Cozen O'Connor P.C.
- Headquarters: One Liberty Place Philadelphia, Pennsylvania
- No. of offices: 34
- No. of attorneys: 1,000+
- Revenue: US$708.1 Million (2024)
- Profit per equity partner: US$1.2 Million (2024)
- Date founded: 1970
- Founder: Stephen A. Cozen Patrick J. O'Connor
- Company type: Professional corporation
- Website: cozen.com

= Cozen O'Connor =

American multinational law firm

Headquarters of Cozen O'Connor at One Liberty Place in Philadelphia.

Cozen O'Connor P.C. is a multinational law firm headquartered in Philadelphia, Pennsylvania, with offices in New York City, Washington, D.C., Minneapolis, Chicago, and Los Angeles.

Founded in 1970, it has expanded to more than 1,000 lawyers in 34 offices across North America and Europe. The firm was 77th on the Am Law 100 rankings of the largest 100 U.S. law firms by revenue in 2025, and 95th on the Global 200 in 2025.

Michael J. Heller is CEO and chairman of the firm.

==History ==
===Formation of Government Relations Subsidiary===
Founded in September 2009, Cozen O'Connor Public Strategies is a subsidiary that operates out of its offices. Chaired by Mark Alderman, it also includes Managing Partner, Howard Schweitzer, the first COO of the Troubled Asset Relief Program.

===Involvement in the Mayoral campaign of Bob Brady===
The firm filed a lawsuit in the Philadelphia County Court of Common Pleas against the Philadelphia Board of Ethics in an attempt to lift campaign contribution limits for the 2007 Philadelphia mayoral election.

It had represented Bob Brady in his efforts off a ballot challenge from Tom Knox, and wanted to be paid for its work. City law limited campaign contributions to $2,500 for individuals and $10,000 for law firms, political action committees and unincorporated businesses.
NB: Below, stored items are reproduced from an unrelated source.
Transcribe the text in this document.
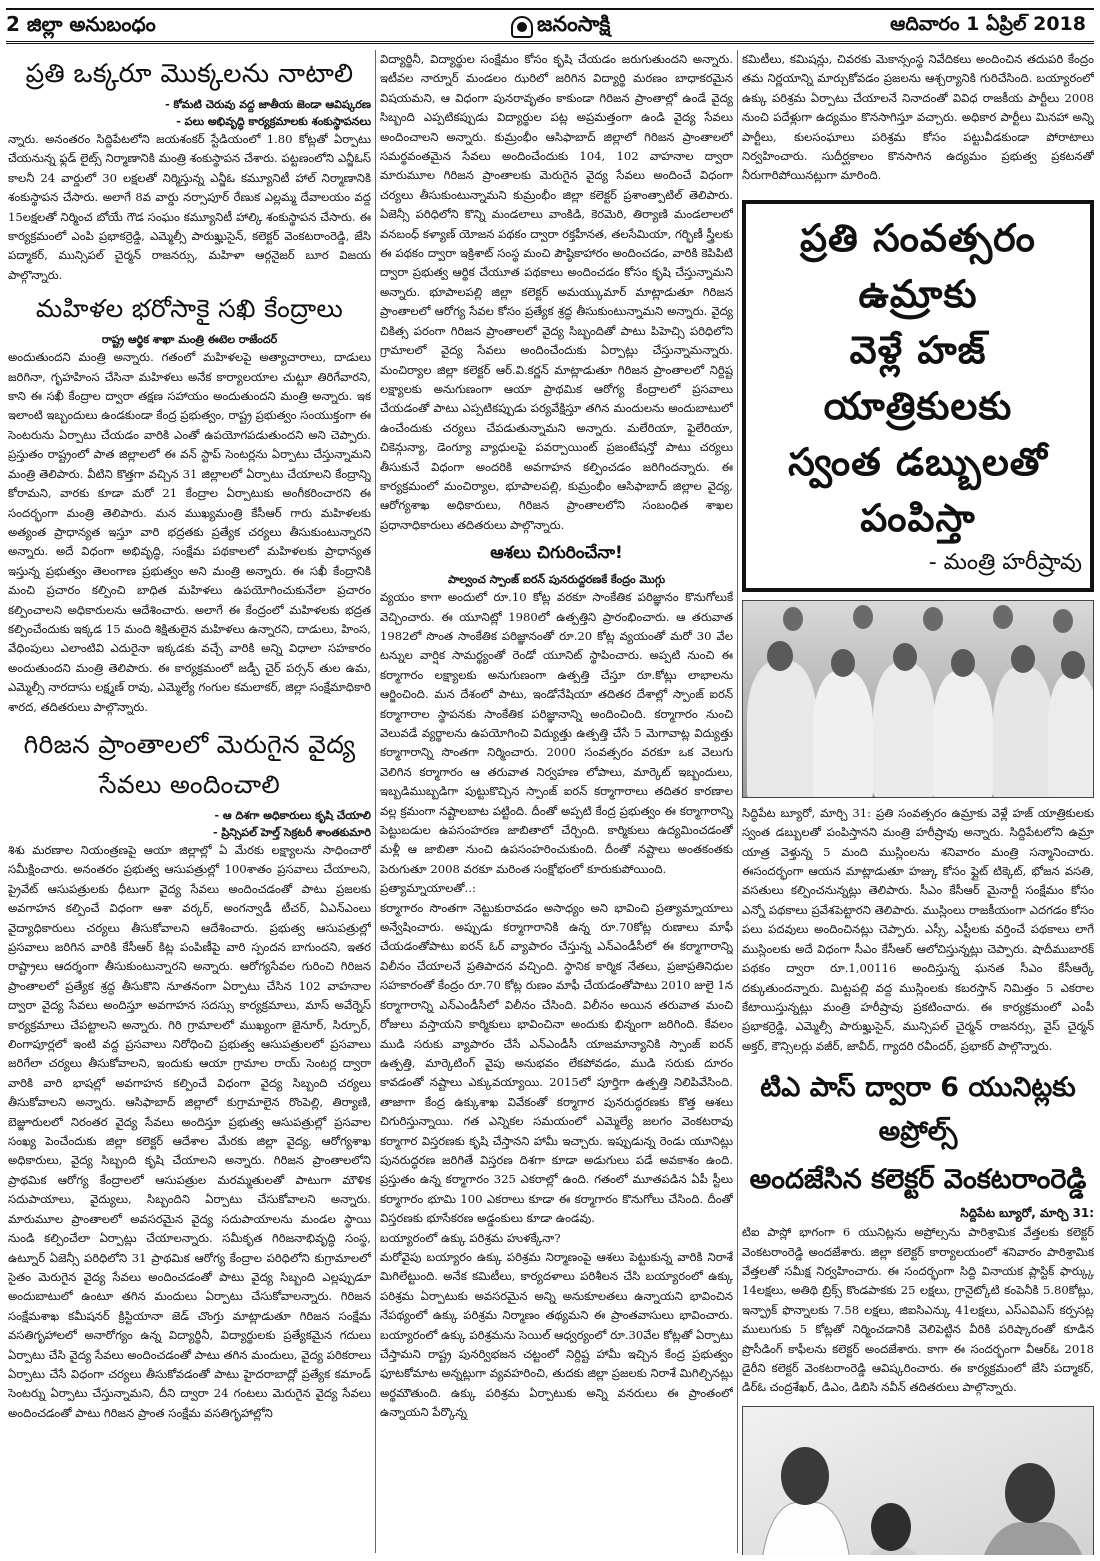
2 జిల్లా అనుబంధం	జనంసాక్షి	ఆదివారం 1 ఏప్రిల్ 2018
ప్రతి ఒక్కరూ మొక్కలను నాటాలి
- కోమటి చెరువు వద్ద జాతీయ జెండా ఆవిష్కరణ
- పలు అభివృద్ధి కార్యక్రమాలకు శంకుస్థాపనలు

న్నారు. అనంతరం సిద్దిపేటలోని జయశంకర్ స్టేడియంలో 1.80 కోట్లతో ఏర్పాటు చేయనున్న ఫ్లడ్ లైట్స్ నిర్మాణానికి మంత్రి శంకుస్థాపన చేశారు. పట్టణంలోని ఎన్జీఓస్ కాలనీ 24 వార్డులో 30 లక్షలతో నిర్మిస్తున్న ఎన్జీఓ కమ్యూనిటీ హాల్ నిర్మాణానికి శంకుస్థాపన చేసారు. అలాగే 8వ వార్డు నర్సాపూర్ రేణుక ఎల్లమ్మ దేవాలయం వద్ద 15లక్షలతో నిర్మించ బోయే గౌడ సంఘం కమ్యూనిటీ హాల్కి శంకుస్థాపన చేసారు. ఈ కార్యక్రమంలో ఎంపి ప్రభాకర్రెడ్డి, ఎమ్మెల్సీ పారుఖ్హుసైన్, కలెక్టర్ వెంకటరాంరెడ్డి, జేసి పద్మాకర్, మున్సిపల్ చైర్మన్ రాజనర్సు, మహిళా ఆర్గనైజర్ బూర విజయ పాల్గొన్నారు.

మహిళల భరోసాకై సఖి కేంద్రాలు
రాష్ట్ర ఆర్థిక శాఖా మంత్రి ఈటెల రాజేందర్

అందుతుందని మంత్రి అన్నారు. గతంలో మహిళలపై అత్యాచారాలు, దాడులు జరిగినా, గృహహింస చేసినా మహిళలు అనేక కార్యాలయాల చుట్టూ తిరిగేవారని, కాని ఈ సఖీ కేంద్రాల ద్వారా తక్షణ సహాయం అందుతుందని మంత్రి అన్నారు. ఇక ఇలాంటి ఇబ్బందులు ఉండకుండా కేంద్ర ప్రభుత్వం, రాష్ట్ర ప్రభుత్వం సంయుక్తంగా ఈ సెంటరును ఏర్పాటు చేయడం వారికి ఎంతో ఉపయోగపడుతుందని అని చెప్పారు. ప్రస్తుతం రాష్ట్రంలో పాత జిల్లాలలో ఈ వన్ స్టాప్ సెంటర్లను ఏర్పాటు చేస్తున్నామని మంత్రి తెలిపారు. వీటిని కొత్తగా వచ్చిన 31 జిల్లాలలో ఏర్పాటు చేయాలని కేంద్రాన్ని కోరామని, వారకు కూడా మరో 21 కేంద్రాల ఏర్పాటుకు అంగీకరించారని ఈ సందర్భంగా మంత్రి తెలిపారు. మన ముఖ్యమంత్రి కేసీఆర్ గారు మహిళలకు అత్యంత ప్రాధాన్యత ఇస్తూ వారి భద్రతకు ప్రత్యేక చర్యలు తీసుకుంటున్నారని అన్నారు. అదే విధంగా అభివృద్ధి, సంక్షేమ పథకాలలో మహిళలకు ప్రాధాన్యత ఇస్తున్న ప్రభుత్వం తెలంగాణ ప్రభుత్వం అని మంత్రి అన్నారు. ఈ సఖీ కేంద్రానికి మంచి ప్రచారం కల్పించి బాధిత మహిళలు ఉపయోగించుకునేలా ప్రచారం కల్పించాలని అధికారులను ఆదేశించారు. అలాగే ఈ కేంద్రంలో మహిళలకు భద్రత కల్పించేందుకు ఇక్కడ 15 మంది శిక్షితులైన మహిళలు ఉన్నారని, దాడులు, హింస, వేధింపులు ఎలాంటివి ఎదురైనా ఇక్కడకు వచ్చే వారికి అన్ని విధాలా సహకారం అందుతుందని మంత్రి తెలిపారు. ఈ కార్యక్రమంలో జడ్పీ చైర్ పర్సన్ తుల ఉమ, ఎమ్మెల్సీ నారదాసు లక్ష్మణ్ రావు, ఎమ్మెల్యే గంగుల కమలాకర్, జిల్లా సంక్షేమాధికారి శారద, తదితరులు పాల్గొన్నారు.

గిరిజన ప్రాంతాలలో మెరుగైన వైద్య
సేవలు అందించాలి
- ఆ దిశగా అధికారులు కృషి చేయాలి
- ప్రిన్సిపల్ హెల్త్ సెక్రటరీ శాంతకుమారి

శిశు మరణాల నియంత్రణపై ఆయా జిల్లాల్లో ఏ మేరకు లక్ష్యాలను సాధించారో సమీక్షించారు. అనంతరం ప్రభుత్వ ఆసుపత్రుల్లో 100శాతం ప్రసవాలు చేయాలని, ప్రైవేట్ ఆసుపత్రులకు ధీటుగా వైద్య సేవలు అందించడంతో పాటు ప్రజలకు అవగాహన కల్పించే విధంగా ఆశా వర్కర్, అంగన్వాడీ టీచర్, ఏఎన్ఎంలు వైద్యాధికారులు చర్యలు తీసుకోవాలని ఆదేశించారు. ప్రభుత్వ ఆసుపత్రుల్లో ప్రసవాలు జరిగిన వారికి కేసీఆర్ కిట్ల పంపిణీపై వారి స్పందన బాగుందని, ఇతర రాష్ట్రాలు ఆదర్శంగా తీసుకుంటున్నారని అన్నారు. ఆరోగ్యసేవల గురించి గిరిజన ప్రాంతాలలో ప్రత్యేక శ్రద్ధ తీసుకొని నూతనంగా ఏర్పాటు చేసిన 102 వాహనాల ద్వారా వైద్య సేవలు అందిస్తూ అవగాహన సదస్సు కార్యక్రమాలు, మాస్ అవేర్నెస్ కార్యక్రమాలు చేపట్టాలని అన్నారు. గిరి గ్రామాలలో ముఖ్యంగా జైనూర్, సిర్పూర్, లింగాపూర్లలో ఇంటి వద్ద ప్రసవాలు నిరోధించి ప్రభుత్వ ఆసుపత్రులలో ప్రసవాలు జరిగేలా చర్యలు తీసుకోవాలని, ఇందుకు ఆయా గ్రామాల రాయ్ సెంటర్ల ద్వారా వారికి వారి భాషల్లో అవగాహన కల్పించే విధంగా వైద్య సిబ్బంది చర్యలు తీసుకోవాలని అన్నారు. ఆసిఫాబాద్ జిల్లాలో కుగ్రామాలైన రొంపెల్లి, తిర్యాణి, బెజ్జూరులలో నిరంతర వైద్య సేవలు అందిస్తూ ప్రభుత్వ ఆసుపత్రుల్లో ప్రసవాల సంఖ్య పెంచేందుకు జిల్లా కలెక్టర్ ఆదేశాల మేరకు జిల్లా వైద్య, ఆరోగ్యశాఖ అధికారులు, వైద్య సిబ్బంది కృషి చేయాలని అన్నారు. గిరిజన ప్రాంతాలలోని ప్రాథమిక ఆరోగ్య కేంద్రాలలో ఆసుపత్రుల మరమ్మతులతో పాటుగా మౌళిక సదుపాయాలు, వైద్యులు, సిబ్బందిని ఏర్పాటు చేసుకోవాలని అన్నారు. మారుమూల ప్రాంతాలలో అవసరమైన వైద్య సదుపాయాలను మండల స్థాయి నుండి కల్పించేలా ఏర్పాట్లు చేయాలన్నారు. సమీకృత గిరిజనాభివృద్ధి సంస్థ, ఉట్నూర్ ఏజెన్సీ పరిధిలోని 31 ప్రాథమిక ఆరోగ్య కేంద్రాల పరిధిలోని కుగ్రామాలలో సైతం మెరుగైన వైద్య సేవలు అందించడంతో పాటు వైద్య సిబ్బంది ఎల్లప్పుడూ అందుబాటులో ఉంటూ తగిన మందులు ఏర్పాటు చేసుకోవాలన్నారు. గిరిజన సంక్షేమశాఖ కమీషనర్ క్రిస్టియానా జెడ్ చొంగ్తు మాట్లాడుతూ గిరిజన సంక్షేమ వసతిగృహాలలో అనారోగ్యం ఉన్న విద్యార్థినీ, విద్యార్థులకు ప్రత్యేకమైన గదులు ఏర్పాటు చేసి వైద్య సేవలు అందించడంతో పాటు తగిన మందులు, వైద్య పరికరాలు ఏర్పాటు చేసే విధంగా చర్యలు తీసుకోవడంతో పాటు హైదరాబాద్లో ప్రత్యేక కమాండ్ సెంటర్ను ఏర్పాటు చేస్తున్నామని, దీని ద్వారా 24 గంటలు మెరుగైన వైద్య సేవలు అందించడంతో పాటు గిరిజన ప్రాంత సంక్షేమ వసతిగృహాల్లోని

విద్యార్థినీ, విద్యార్థుల సంక్షేమం కోసం కృషి చేయడం జరుగుతుందని అన్నారు. ఇటీవల నార్నూర్ మండలం ఝరిలో జరిగిన విద్యార్థి మరణం బాధాకరమైన విషయమని, ఆ విధంగా పునరావృతం కాకుండా గిరిజన ప్రాంతాల్లో ఉండే వైద్య సిబ్బంది ఎప్పటికప్పుడు విద్యార్థుల పట్ల అప్రమత్తంగా ఉండి వైద్య సేవలు అందించాలని అన్నారు. కుమ్రంభీం ఆసిఫాబాద్ జిల్లాలో గిరిజన ప్రాంతాలలో సమర్థవంతమైన సేవలు అందించేందుకు 104, 102 వాహనాల ద్వారా మారుమూల గిరిజన ప్రాంతాలకు మెరుగైన వైద్య సేవలు అందించే విధంగా చర్యలు తీసుకుంటున్నామని కుమ్రంభీం జిల్లా కలెక్టర్ ప్రశాంత్పాటిల్ తెలిపారు. ఏజెన్సీ పరిధిలోని కొన్ని మండలాలు వాంకిడి, కెరమెరి, తిర్యాణి మండలాలలో వనబంధ్ కళ్యాణ్ యోజన పథకం ద్వారా రక్తహీనత, తలసేమియా, గర్భిణీ స్త్రీలకు ఈ పథకం ద్వారా ఇక్రిశాట్ సంస్థ మంచి పౌష్ఠికాహారం అందించడం, వారికి కెపిపిటి ద్వారా ప్రభుత్వ ఆర్థిక చేయూత పథకాలు అందించడం కోసం కృషి చేస్తున్నామని అన్నారు. భూపాలపల్లి జిల్లా కలెక్టర్ అమయ్కుమార్ మాట్లాడుతూ గిరిజన ప్రాంతాలలో ఆరోగ్య సేవల కోసం ప్రత్యేక శ్రద్ధ తీసుకుంటున్నామని అన్నారు. వైద్య చికిత్స పరంగా గిరిజన ప్రాంతాలలో వైద్య సిబ్బందితో పాటు పిహెచ్సి పరిధిలోని గ్రామాలలో వైద్య సేవలు అందించేందుకు ఏర్పాట్లు చేస్తున్నామన్నారు. మంచిర్యాల జిల్లా కలెక్టర్ ఆర్.వి.కర్ణన్ మాట్లాడుతూ గిరిజన ప్రాంతాలలో నిర్దిష్ట లక్ష్యాలకు అనుగుణంగా ఆయా ప్రాథమిక ఆరోగ్య కేంద్రాలలో ప్రసవాలు చేయడంతో పాటు ఎప్పటికప్పుడు పర్యవేక్షిస్తూ తగిన మందులను అందుబాటులో ఉంచేందుకు చర్యలు చేపడుతున్నామని అన్నారు. మలేరియా, ఫైలేరియా, చికెన్గున్యా, డెంగ్యూ వ్యాధులపై పవర్పాయింట్ ప్రజంటేషన్తో పాటు చర్యలు తీసుకునే విధంగా అందరికి అవగాహన కల్పించడం జరిగిందన్నారు. ఈ కార్యక్రమంలో మంచిర్యాల, భూపాలపల్లి, కుమ్రంభీం ఆసిఫాబాద్ జిల్లాల వైద్య, ఆరోగ్యశాఖ అధికారులు, గిరిజన ప్రాంతాలలోని సంబంధిత శాఖల ప్రధానాధికారులు తదితరులు పాల్గొన్నారు.

ఆశలు చిగురించేనా!
పాల్వంచ స్పాంజ్ ఐరన్ పునరుద్దరణకే కేంద్రం మొగ్గు

వ్యయం కాగా అందులో రూ.10 కోట్ల వరకూ సాంకేతిక పరిజ్ఞానం కొనుగోలుకే వెచ్చించారు. ఈ యూనిట్లో 1980లో ఉత్పత్తిని ప్రారంభించారు. ఆ తరువాత 1982లో సొంత సాంకేతిక పరిజ్ఞానంతో రూ.20 కోట్ల వ్యయంతో మరో 30 వేల టన్నుల వార్షిక సామర్థ్యంతో రెండో యూనిట్ స్థాపించారు. అప్పటి నుంచి ఈ కర్మాగారం లక్ష్యాలకు అనుగుణంగా ఉత్పత్తి చేస్తూ రూ.కోట్లు లాభాలను ఆర్జించింది. మన దేశంలో పాటు, ఇండోనేషియా తదితర దేశాల్లో స్పాంజ్ ఐరన్ కర్మాగారాల స్థాపనకు సాంకేతిక పరిజ్ఞానాన్ని అందించింది. కర్మాగారం నుంచి వెలువడే వ్యర్థాలను ఉపయోగించి విద్యుత్తు ఉత్పత్తి చేసే 5 మెగావాట్ల విద్యుత్తు కర్మాగారాన్ని సొంతగా నిర్మించారు. 2000 సంవత్సరం వరకూ ఒక వెలుగు వెలిగిన కర్మాగారం ఆ తరువాత నిర్వహణ లోపాలు, మార్కెట్ ఇబ్బందులు, ఇబ్బడిముబ్బడిగా పుట్టుకొచ్చిన స్పాంజ్ ఐరన్ కర్మాగారాలు తదితర కారణాల వల్ల క్రమంగా నష్టాలబాట పట్టింది. దీంతో అప్పటి కేంద్ర ప్రభుత్వం ఈ కర్మాగారాన్ని పెట్టుబడుల ఉపసంహరణ జాబితాలో చేర్చింది. కార్మికులు ఉద్యమించడంతో మళ్లీ ఆ జాబితా నుంచి ఉపసంహరించుకుంది. దీంతో నష్టాలు అంతకంతకు పెరుగుతూ 2008 వరకూ మరింత సంక్షోభంలో కూరుకుపోయింది.

ప్రత్యామ్నాయాలతో..:

కర్మాగారం సొంతగా నెట్టుకురావడం అసాధ్యం అని భావించి ప్రత్యామ్నాయాలు అన్వేషించారు. అప్పుడు కర్మాగారానికి ఉన్న రూ.70కోట్ల రుణాలు మాఫీ చేయడంతోపాటు ఐరన్ ఓర్ వ్యాపారం చేస్తున్న ఎన్ఎండీసీలో ఈ కర్మాగారాన్ని విలీనం చేయాలనే ప్రతిపాదన వచ్చింది. స్థానిక కార్మిక నేతలు, ప్రజాప్రతినిధుల సహకారంతో కేంద్రం రూ.70 కోట్ల రుణం మాఫీ చేయడంతోపాటు 2010 జులై 1న కర్మాగారాన్ని ఎన్ఎండీసీలో విలీనం చేసింది. విలీనం అయిన తరువాత మంచి రోజులు వస్తాయని కార్మికులు భావించినా అందుకు భిన్నంగా జరిగింది. కేవలం ముడి సరుకు వ్యాపారం చేసే ఎన్ఎండీసీ యాజమాన్యానికి స్పాంజ్ ఐరన్ ఉత్పత్తి, మార్కెటింగ్ వైపు అనుభవం లేకపోవడం, ముడి సరుకు దూరం కావడంతో నష్టాలు ఎక్కువయ్యాయి. 2015లో పూర్తిగా ఉత్పత్తి నిలిపివేసింది. తాజాగా కేంద్ర ఉక్కుశాఖ వివేకంతో కర్మాగార పునరుద్ధరణకు కొత్త ఆశలు చిగురిస్తున్నాయి. గత ఎన్నికల సమయంలో ఎమ్మెల్యే జలగం వెంకటరావు కర్మాగార విస్తరణకు కృషి చేస్తానని హామీ ఇచ్చారు. ఇప్పుడున్న రెండు యూనిట్లు పునరుద్ధరణ జరిగితే విస్తరణ దిశగా కూడా అడుగులు పడే అవకాశం ఉంది. ప్రస్తుతం ఉన్న కర్మాగారం 325 ఎకరాల్లో ఉంది. గతంలో మూతపడిన ఏపీ స్టీలు కర్మాగారం భూమి 100 ఎకరాలు కూడా ఈ కర్మాగారం కొనుగోలు చేసింది. దీంతో విస్తరణకు భూసేకరణ అడ్డంకులు కూడా ఉండవు.

బయ్యారంలో ఉక్కు పరిశ్రమ హుళక్కేనా?

మరోవైపు బయ్యారం ఉక్కు పరిశ్రమ నిర్మాణంపై ఆశలు పెట్టుకున్న వారికి నిరాశే మిగిలేట్టుంది. అనేక కమిటీలు, కార్యదళాలు పరిశీలన చేసి బయ్యారంలో ఉక్కు పరిశ్రమ ఏర్పాటుకు అవసరమైన అన్ని అనుకూలతలు ఉన్నాయని భావించిన నేపథ్యంలో ఉక్కు పరిశ్రమ నిర్మాణం తథ్యమని ఈ ప్రాంతవాసులు భావించారు. బయ్యారంలో ఉక్కు పరిశ్రమను సెయిల్ ఆధ్వర్యంలో రూ.30వేల కోట్లతో ఏర్పాటు చేస్తామని రాష్ట్ర పునర్విభజన చట్టంలో నిర్దిష్ట హామీ ఇచ్చిన కేంద్ర ప్రభుత్వం ఫూటకోమాట అన్నట్లుగా వ్యవహరించి, తుదకు జిల్లా ప్రజలకు నిరాశే మిగిల్చినట్లు అర్థమౌతుంది. ఉక్కు పరిశ్రమ ఏర్పాటుకు అన్ని వనరులు ఈ ప్రాంతంలో ఉన్నాయని పేర్కొన్న

కమిటీలు, కమిషన్లు, చివరకు మెకాన్సంస్థ నివేదికలు అందించిన తదుపరి కేంద్రం తమ నిర్ణయాన్ని మార్చుకోవడం ప్రజలను ఆశ్చర్యానికి గురిచేసింది. బయ్యారంలో ఉక్కు పరిశ్రమ ఏర్పాటు చేయాలనే నినాదంతో వివిధ రాజకీయ పార్టీలు 2008 నుంచి పదేళ్లుగా ఉద్యమం కొనసాగిస్తూ వచ్చారు. అధికార పార్టీలు మినహా అన్ని పార్టీలు, కులసంఘాలు పరిశ్రమ కోసం పట్టువీడకుండా పోరాటాలు నిర్వహించారు. సుదీర్ఘకాలం కొనసాగిన ఉద్యమం ప్రభుత్వ ప్రకటనతో నీరుగారిపోయినట్లుగా మారింది.

ప్రతి సంవత్సరం ఉమ్రాకు
వెళ్లే హజ్ యాత్రికులకు
స్వంత డబ్బులతో పంపిస్తా
- మంత్రి హరీష్రావు

సిద్ధిపేట బ్యూరో, మార్చి 31: ప్రతి సంవత్సరం ఉమ్రాకు వెళ్లే హజ్ యాత్రికులకు స్వంత డబ్బులతో పంపిస్తానని మంత్రి హరీష్రావు అన్నారు. సిద్దిపేటలోని ఉమ్రా యాత్ర వెళ్తున్న 5 మంది ముస్లింలను శనివారం మంత్రి సన్మానించారు. ఈసందర్భంగా ఆయన మాట్లాడుతూ హజ్కు కోసం ఫ్లైట్ టిక్కెట్, భోజన వసతి, వసతులు కల్పించనున్నట్లు తెలిపారు. సీఎం కేసీఆర్ మైనార్టీ సంక్షేమం కోసం ఎన్నో పథకాలు ప్రవేశపెట్టారని తెలిపారు. ముస్లింలు రాజకీయంగా ఎదగడం కోసం పలు పదవులు అందించినట్లు చెప్పారు. ఎస్సీ, ఎస్టీలకు వర్తించే పథకాలు లాగే ముస్లింలకు అదే విధంగా సీఎం కేసీఆర్ ఆలోచిస్తున్నట్లు చెప్పారు. షాదీముబారక్ పథకం ద్వారా రూ.1,00116 అందిస్తున్న ఘనత సీఎం కేసీఆర్కే దక్కుతుందన్నారు. మిట్టపల్లి వద్ద ముస్లింలకు కబరస్తాన్ నిమిత్తం 5 ఎకరాల కేటాయిస్తున్నట్లు మంత్రి హరీష్రావు ప్రకటించారు. ఈ కార్యక్రమంలో ఎంపీ ప్రభాకర్రెడ్డి, ఎమ్మెల్సీ పారుఖ్హుసైన్, మున్సిపల్ చైర్మన్ రాజనర్సు, వైస్ చైర్మన్ అక్తర్, కౌన్సిలర్లు వజీర్, జావీద్, గ్యాదరి రవీందర్, ప్రభాకర్ పాల్గొన్నారు.

టిఎ పాస్ ద్వారా 6 యునిట్లకు అప్రోల్స్
అందజేసిన కలెక్టర్ వెంకటరాంరెడ్డి
సిద్దిపేట బ్యూరో, మార్చి 31:

టిఐ పాస్లో భాగంగా 6 యునిట్లను అప్రోల్సను పారిశ్రామిక వేత్తలకు కలెక్టర్ వెంకటరాంరెడ్డి అందజేశారు. జిల్లా కలెక్టర్ కార్యాలయంలో శనివారం పారిశ్రామిక వేత్తలతో సమీక్ష నిర్వహించారు. ఈ సందర్భంగా సిద్ది వినాయక ప్లాస్టిక్ ఫార్క్కు 14లక్షలు, అతిథి బ్రిక్స్ కొండపాకకు 25 లక్షలు, గ్రానైట్కోటి కంపెనీకి 5.80కోట్లు, ఇన్ఫ్రాక్ ఫొన్నాలకు 7.58 లక్షలు, జిఐసిఎన్కు 41లక్షలు, ఎస్ఎవిఎస్ కర్పసట్ల ములుగుకు 5 కోట్లతో నిర్మించడానికి వెలిపెట్టిన వీరికి పరిష్కారంతో కూడిన ప్రొసీడింగ్ కాఫీలను కలెక్టర్ అందజేశారు. కాగా ఈ సందర్భంగా వీఆర్ఓ 2018 డైరీని కలెక్టర్ వెంకటరాంరెడ్డి ఆవిష్కరించారు. ఈ కార్యక్రమంలో జేసి పద్మాకర్, డిర్ఓ చంద్రశేఖర్, డిఎం, డిబిసి నవీన్ తదితరులు పాల్గొన్నారు.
In February 2011, the court ruled that the firm has the standing to challenge the ethics board. In reversing the lower courts, Justice Max Baer said Cozen O'Connor sufficiently pleaded in its declaratory judgment action its own inability to forgive the total debt without violating campaign finance laws.

===Merger with Moss & Barnett===
In 2025, it was announced that Cozen O'Connor would merge with the Minneapolis-based firm Moss & Barnett, adding more than 50 lawyers to its roster. On January 5, 2026, it was reported that the merger had been completed.